Dr. Gray’s memory was extraordinary. I’m amazed at how he remembered all of his project member’s birthdays and could recount baseball statistics or Civil War generals at a particular battle at the drop of a hat. He also could rattle off winners of various AMS awards or characters in movies that he hadn’t seen in 50 years.

Another love that Dr. Gray and I shared was for donuts. It was always tradition when the seasonal forecasts were released, the project would stuff envelopes with the forecast. Dr. Gray would always bring in several dozen donuts to fuel the endeavor. When I defended my Ph.D. in the late afternoon, he told me that I still needed to be sure to provide donuts.

Dr. Gray’s generosity with his resources was incredible. He contributed a considerable amount of his own resources to keep our project alive when research grants went dry a few years ago. He also let me stay at his house when I came back for in-person visits after relocating to California. I fondly remember sitting on the couch with him watching the Rockies game while eating Panda Express. My wife Kris and I also enjoyed several vacations at his cabin in the mountains west of Fort Collins.

Even at the end, Dr. Gray was focused on his research. He gave me very clear instructions on various projects I should be conducting over the next few years.
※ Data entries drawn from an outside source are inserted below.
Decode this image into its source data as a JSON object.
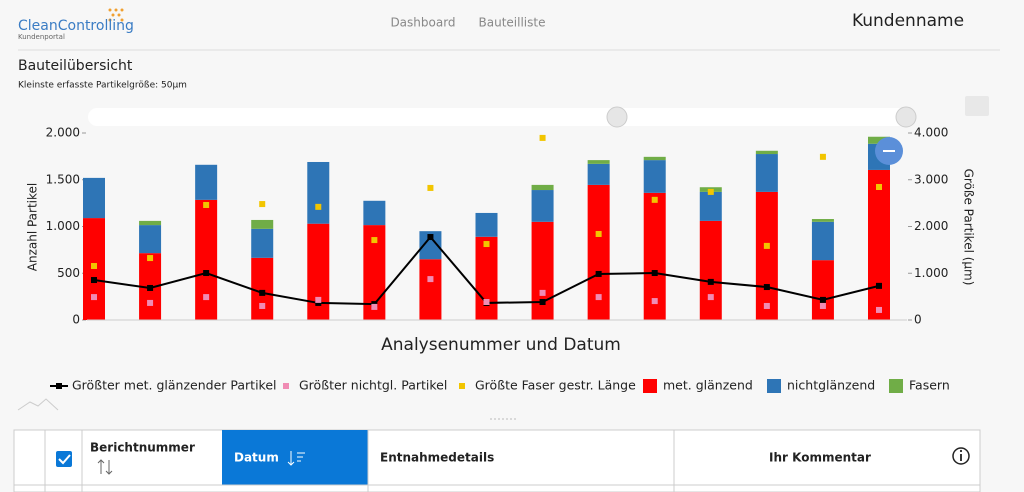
{
  "header": {
    "logo": "CleanControlling",
    "logo_sub": "Kundenportal",
    "nav": [
      "Dashboard",
      "Bauteilliste"
    ],
    "customer": "Kundenname"
  },
  "section": {
    "title": "Bauteilübersicht",
    "subtitle": "Kleinste erfasste Partikelgröße: 50µm"
  },
  "chart_data": {
    "type": "bar",
    "stacked": true,
    "x_label": "Analysenummer und Datum",
    "y_label": "Anzahl Partikel",
    "y2_label": "Größe Partikel (µm)",
    "categories": [
      null,
      null,
      null,
      null,
      null,
      null,
      null,
      null,
      null,
      null,
      null,
      null,
      null,
      null,
      null
    ],
    "ylim": [
      0,
      2000
    ],
    "yticks": [
      0,
      500,
      {
        "value": 1000,
        "label": "1.000"
      },
      {
        "value": 1500,
        "label": "1.500"
      },
      {
        "value": 2000,
        "label": "2.000"
      }
    ],
    "y2lim": [
      0,
      4000
    ],
    "y2ticks": [
      0,
      {
        "value": 1000,
        "label": "1.000"
      },
      {
        "value": 2000,
        "label": "2.000"
      },
      {
        "value": 3000,
        "label": "3.000"
      },
      {
        "value": 4000,
        "label": "4.000"
      }
    ],
    "legend": "bottom",
    "series": [
      {
        "name": "Größter met. glänzender Partikel",
        "type": "line",
        "axis": "y2",
        "color": "#000000",
        "values": [
          855,
          685,
          1005,
          580,
          365,
          340,
          1775,
          365,
          385,
          985,
          1005,
          815,
          705,
          430,
          730
        ]
      },
      {
        "name": "Größter nichtgl. Partikel",
        "type": "scatter",
        "axis": "y2",
        "color": "#f08cb4",
        "values": [
          490,
          365,
          490,
          300,
          430,
          280,
          875,
          385,
          580,
          490,
          405,
          490,
          300,
          300,
          215
        ]
      },
      {
        "name": "Größte Faser gestr. Länge",
        "type": "scatter",
        "axis": "y2",
        "color": "#f2c500",
        "values": [
          1155,
          1325,
          2460,
          2480,
          2420,
          1710,
          2825,
          1625,
          3895,
          1840,
          2570,
          2740,
          1585,
          3490,
          2845
        ]
      },
      {
        "name": "met. glänzend",
        "type": "bar",
        "color": "#ff0000",
        "values": [
          1090,
          715,
          1285,
          665,
          1030,
          1015,
          650,
          890,
          1050,
          1445,
          1360,
          1060,
          1370,
          640,
          1605
        ]
      },
      {
        "name": "nichtglänzend",
        "type": "bar",
        "color": "#2e75b6",
        "values": [
          430,
          300,
          375,
          310,
          660,
          260,
          300,
          255,
          340,
          225,
          350,
          310,
          405,
          410,
          280
        ]
      },
      {
        "name": "Fasern",
        "type": "bar",
        "color": "#70ad47",
        "values": [
          0,
          45,
          0,
          95,
          0,
          0,
          0,
          0,
          55,
          40,
          35,
          50,
          35,
          30,
          75
        ]
      }
    ]
  },
  "table": {
    "headers": [
      "Berichtnummer",
      "Datum",
      "Entnahmedetails",
      "Ihr Kommentar"
    ]
  }
}
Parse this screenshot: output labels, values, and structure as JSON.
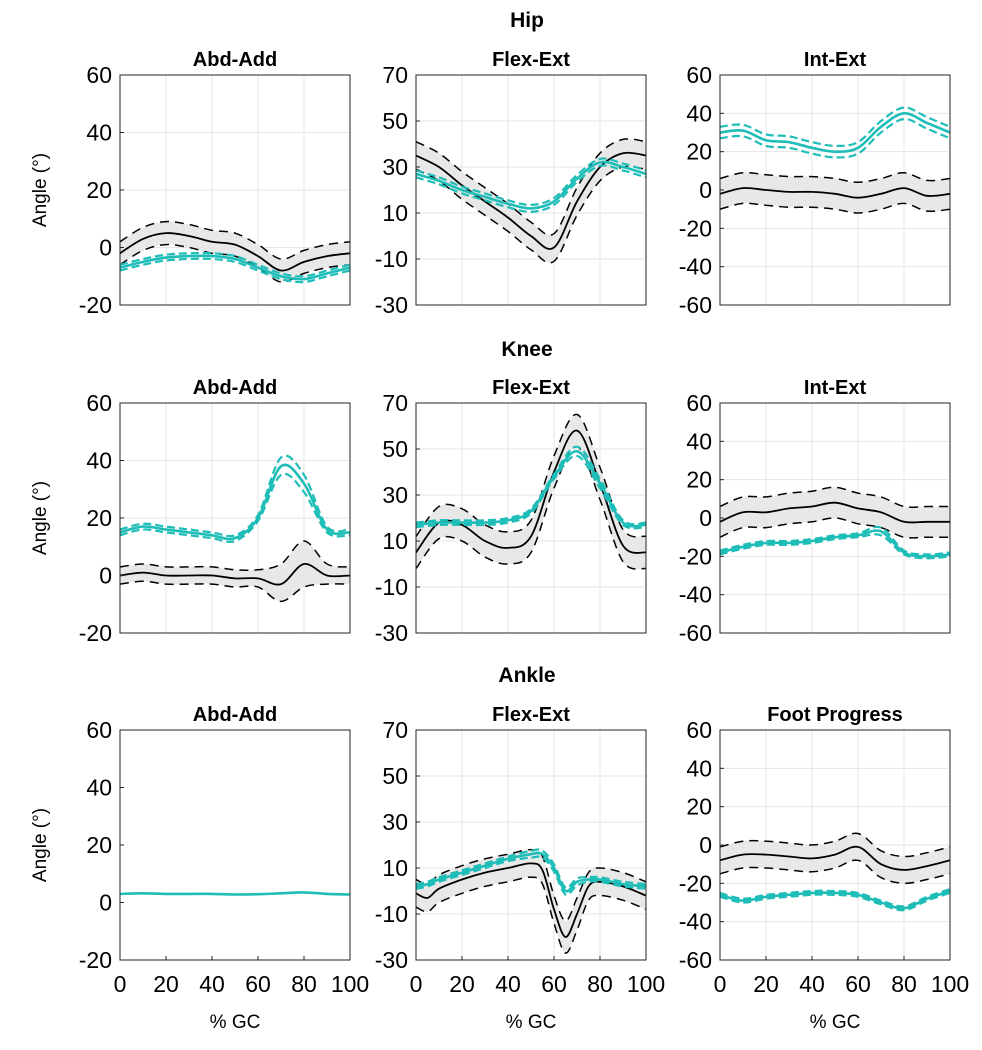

He was still sketching clouds using his legal pad and #2 pencils and discussing the intricacies of cumulus convection when I came to see him a few days before his death. He told me several times throughout my time at CSU: “The only immortality that you have as a professor is through your graduate students”.

His graduate students, their students, and now even their students, are leaders in meteorological research around the globe. The incredible legacy left by Dr. Gray will last for generations to come. He will be sorely missed.